Макс Гурин - Новые праздники
Так и я с Ваней. Так и он с кем угодно, и с Мэо в том числе, когда Ване в его альбоме понадобились живые барабаны. Бедные мы глупые мальчики, блядь.
Мы раз с ним пообщались на тему моих песен на элиной территории, два пообщались, три, а потом уже стали общаться по всей территории окружающего ебаного мирка, и не то что там по поводу моих или его песен, каковые оказались более чем, а вообще по всем остальным поводам.
Не прошло и двух-трех недель, как мы уже ходили вместе по городу, и общались так, как будто знали друг друга сто лет. До знакомства с ним я и не подозревал толком, что возможно в таком возрасте после столького говна и элементарной усталости от всей совокупности жизненной поебени так коротко сойтись с каким-то новым человеком. Прямо скажем, даже не сойтись, а просто-напросто подружиться.
У нас оказалось очень много общего начиная с культурных интересов и заканчивая психологическим типом любимых женщин, между каковыми двумя координатами был ещё целый длинный ряд иных промежуточных совпадений. И собственные наши психологические конституции были весьма родственны по своему устройству. Эту общность сразу выкупила моя мама и сразу выделила Ваню из общего числа моих друзей. Она, моя дорогая мама, будучи искренне уверенной, что ее сын — полный распиздяй, испытывала слабость к Ване, ибо сам факт его существования в восприятии моей мамы демонстрировал ей, что распиздяй не только ее сын, а возможно и целое поколение таких вот интеллигентных молодых богоборцев с годом рождения где-то в начале семидесятых, низвергнутых в этот ебаный мир на заре строительства Байкало-Амурской железной дороги.

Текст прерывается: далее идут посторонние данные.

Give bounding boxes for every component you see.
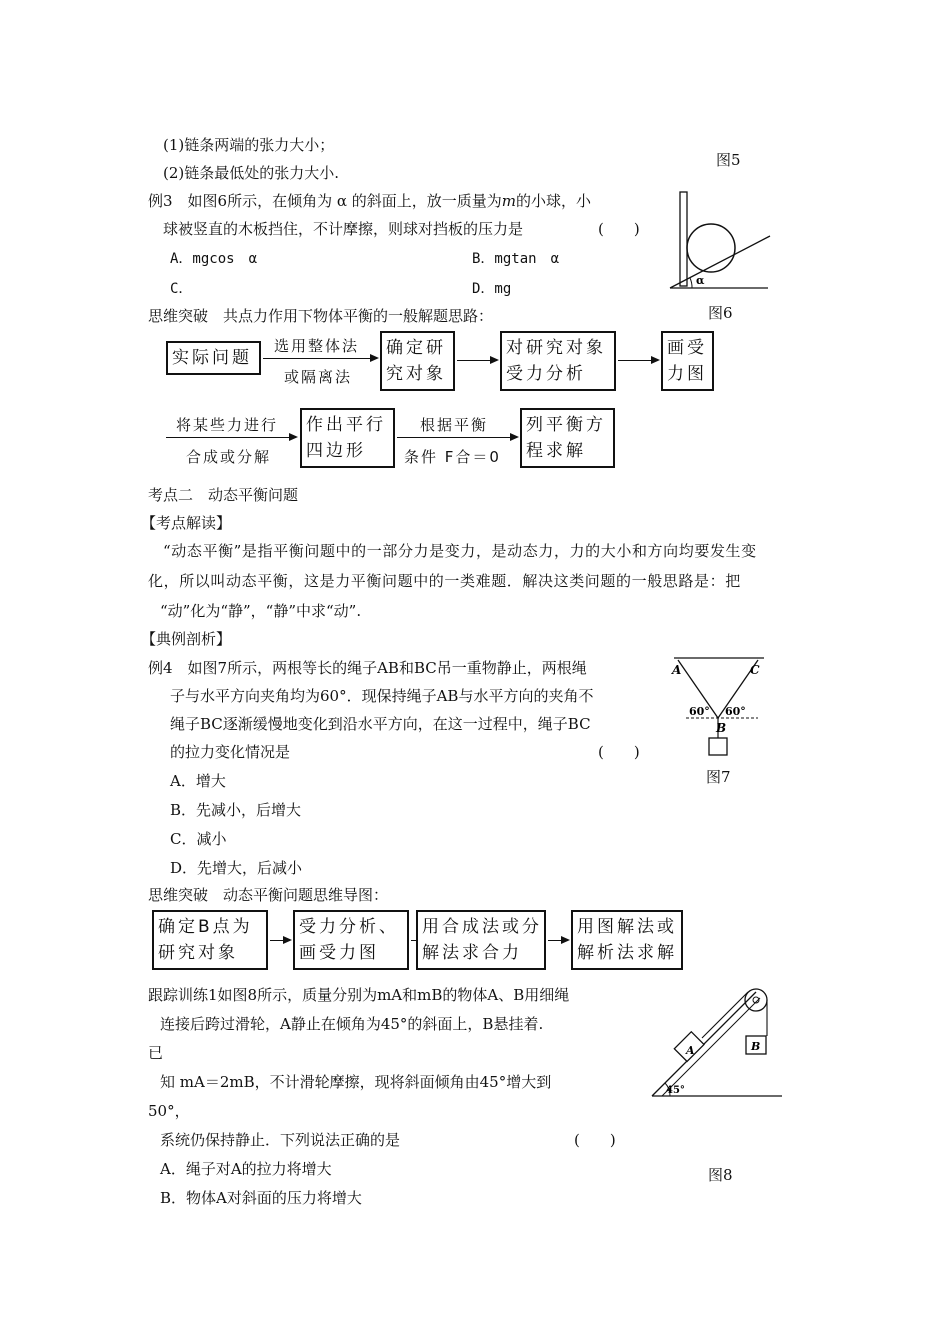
track-line-5: 50°，: [148, 1102, 190, 1120]
track-line-1: 跟踪训练1如图8所示，质量分别为mA和mB的物体A、B用细绳: [148, 986, 570, 1004]
figure-7-label: 图7: [706, 768, 731, 786]
slope-angle: 45°: [666, 1085, 685, 1096]
figure-8-label: 图8: [708, 1166, 733, 1184]
example-4-line-1: 例4 如图7所示，两根等长的绳子AB和BC吊一重物静止，两根绳: [148, 659, 587, 677]
flow-arrow-5: [397, 437, 517, 438]
flow2-box-resultant: 用合成法或分 解法求合力: [416, 910, 546, 970]
flow-arrow-4-bottom: 合成或分解: [186, 448, 272, 466]
example-4-paren: ( ): [598, 743, 640, 761]
example-3-option-a: A．mgcos α: [170, 251, 258, 267]
example-4-line-4: 的拉力变化情况是: [170, 743, 291, 761]
point-b: B: [716, 721, 727, 735]
flow-box-actual-problem: 实际问题: [166, 341, 261, 375]
reading-paragraph-line-3: “动”化为“静”，“静”中求“动”.: [160, 602, 362, 620]
flow-box-force-analysis: 对研究对象 受力分析: [500, 331, 616, 391]
track-line-2: 连接后跨过滑轮，A静止在倾角为45°的斜面上，B悬挂着.: [160, 1015, 544, 1033]
example-4-option-c: C．减小: [170, 830, 227, 848]
flow-box-draw-diagram: 画受 力图: [661, 331, 714, 391]
section-reading-heading: 【考点解读】: [141, 514, 232, 532]
track-line-6: 系统仍保持静止．下列说法正确的是: [160, 1131, 401, 1149]
angle-right: 60°: [725, 705, 746, 718]
flow-arrow-5-bottom: 条件 F合＝0: [404, 448, 501, 466]
track-option-b: B．物体A对斜面的压力将增大: [160, 1189, 362, 1207]
example-4-option-a: A．增大: [170, 772, 226, 790]
reading-paragraph-line-1: “动态平衡”是指平衡问题中的一部分力是变力，是动态力，力的大小和方向均要发生变: [163, 542, 757, 560]
thinking-breakthrough-2: 思维突破 动态平衡问题思维导图：: [148, 886, 389, 904]
flow-box-determine-object: 确定研 究对象: [380, 331, 455, 391]
flow-arrow-3: [618, 360, 658, 361]
figure-8-diagram: [650, 982, 790, 1102]
track-option-a: A．绳子对A的拉力将增大: [160, 1160, 332, 1178]
flow-box-parallelogram: 作出平行 四边形: [300, 408, 395, 468]
example-4-option-b: B．先减小，后增大: [170, 801, 302, 819]
example-3-option-b: B．mgtan α: [472, 251, 560, 267]
block-b: B: [751, 1040, 761, 1053]
flow-arrow-4-top: 将某些力进行: [176, 416, 279, 434]
thinking-breakthrough-1: 思维突破 共点力作用下物体平衡的一般解题思路：: [148, 307, 494, 325]
flow-arrow-5-top: 根据平衡: [420, 416, 489, 434]
example-3-line-1: 例3 如图6所示，在倾角为 α 的斜面上，放一质量为m的小球，小: [148, 192, 592, 210]
example-analysis-heading: 【典例剖析】: [141, 630, 232, 648]
flow2-box-determine-point: 确定B点为 研究对象: [152, 910, 268, 970]
example-4-option-d: D．先增大，后减小: [170, 859, 303, 877]
section-title-dynamic-balance: 考点二 动态平衡问题: [148, 486, 299, 504]
angle-left: 60°: [689, 705, 710, 718]
flow2-box-force-analysis: 受力分析、 画受力图: [293, 910, 409, 970]
flow-arrow-2: [457, 360, 497, 361]
block-a: A: [686, 1044, 695, 1057]
example-3-option-c: C．: [170, 281, 193, 297]
example-4-line-2: 子与水平方向夹角均为60°．现保持绳子AB与水平方向的夹角不: [170, 687, 594, 705]
example-3-option-d: D．mg: [472, 281, 512, 297]
point-c: C: [750, 663, 760, 677]
example-4-line-3: 绳子BC逐渐缓慢地变化到沿水平方向，在这一过程中，绳子BC: [170, 715, 591, 733]
question-part-2: (2)链条最低处的张力大小.: [163, 164, 340, 182]
figure-7-diagram: [670, 652, 770, 762]
figure-6-label: 图6: [708, 304, 733, 322]
flow-arrow-1-bottom: 或隔离法: [284, 368, 353, 386]
point-a: A: [672, 663, 682, 677]
flow-arrow-1-top: 选用整体法: [274, 337, 360, 355]
question-part-1: (1)链条两端的张力大小；: [163, 136, 335, 154]
flow2-box-solve: 用图解法或 解析法求解: [571, 910, 683, 970]
example-3-line-2: 球被竖直的木板挡住，不计摩擦，则球对挡板的压力是: [163, 220, 524, 238]
track-line-4: 知 mA＝2mB，不计滑轮摩擦，现将斜面倾角由45°增大到: [160, 1073, 552, 1091]
flow2-arrow-1: [270, 940, 290, 941]
flow-box-equation: 列平衡方 程求解: [520, 408, 615, 468]
figure-6-diagram: [666, 190, 776, 300]
flow-arrow-1: [263, 358, 377, 359]
track-paren: ( ): [574, 1131, 616, 1149]
flow-arrow-4: [166, 437, 296, 438]
reading-paragraph-line-2: 化，所以叫动态平衡，这是力平衡问题中的一类难题．解决这类问题的一般思路是：把: [148, 572, 741, 590]
track-line-3: 已: [148, 1044, 164, 1062]
figure-5-label: 图5: [716, 151, 741, 169]
flow2-arrow-3: [548, 940, 568, 941]
example-3-paren: ( ): [598, 220, 640, 238]
alpha-label: α: [696, 274, 705, 287]
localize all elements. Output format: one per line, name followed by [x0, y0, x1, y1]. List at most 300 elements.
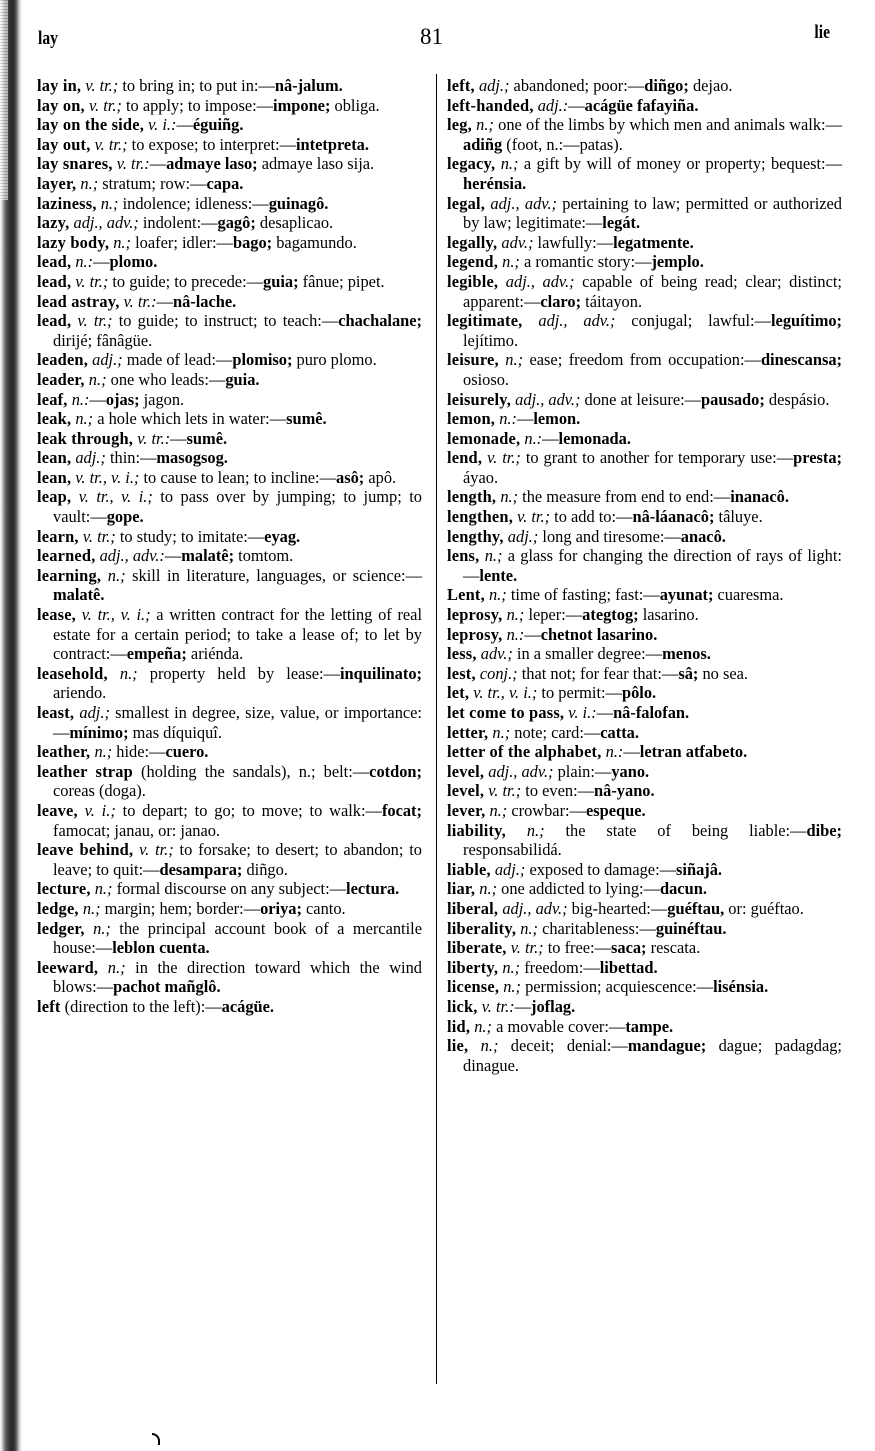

В глубине душонки я даже немного завидовал Ване, выходцу из семьи профессоров Донецкого Университета. Я завидовал тому, что когда я решил обозначить свои отношения с Небесным Папашей женитьбой на своей первой любви, и в ещё большей глубине душонки иногда смутно сожалел, что я не могу послать все на хуй и броситься в омут страстей, покидать на хуй все институты (что единственное мне впоследствие удалось), уехать прочь из родного города и стать человеком, «живущим на белом свете», сочиняющим песни, пишущим стихи и ежедневно борющимся за свое существование, — Ваня, в отличие от меня, все так и сделал: побросал на хуй все институты, и уехал сначала в Питер, где жил несколько лет, а потом перебрался в Москву.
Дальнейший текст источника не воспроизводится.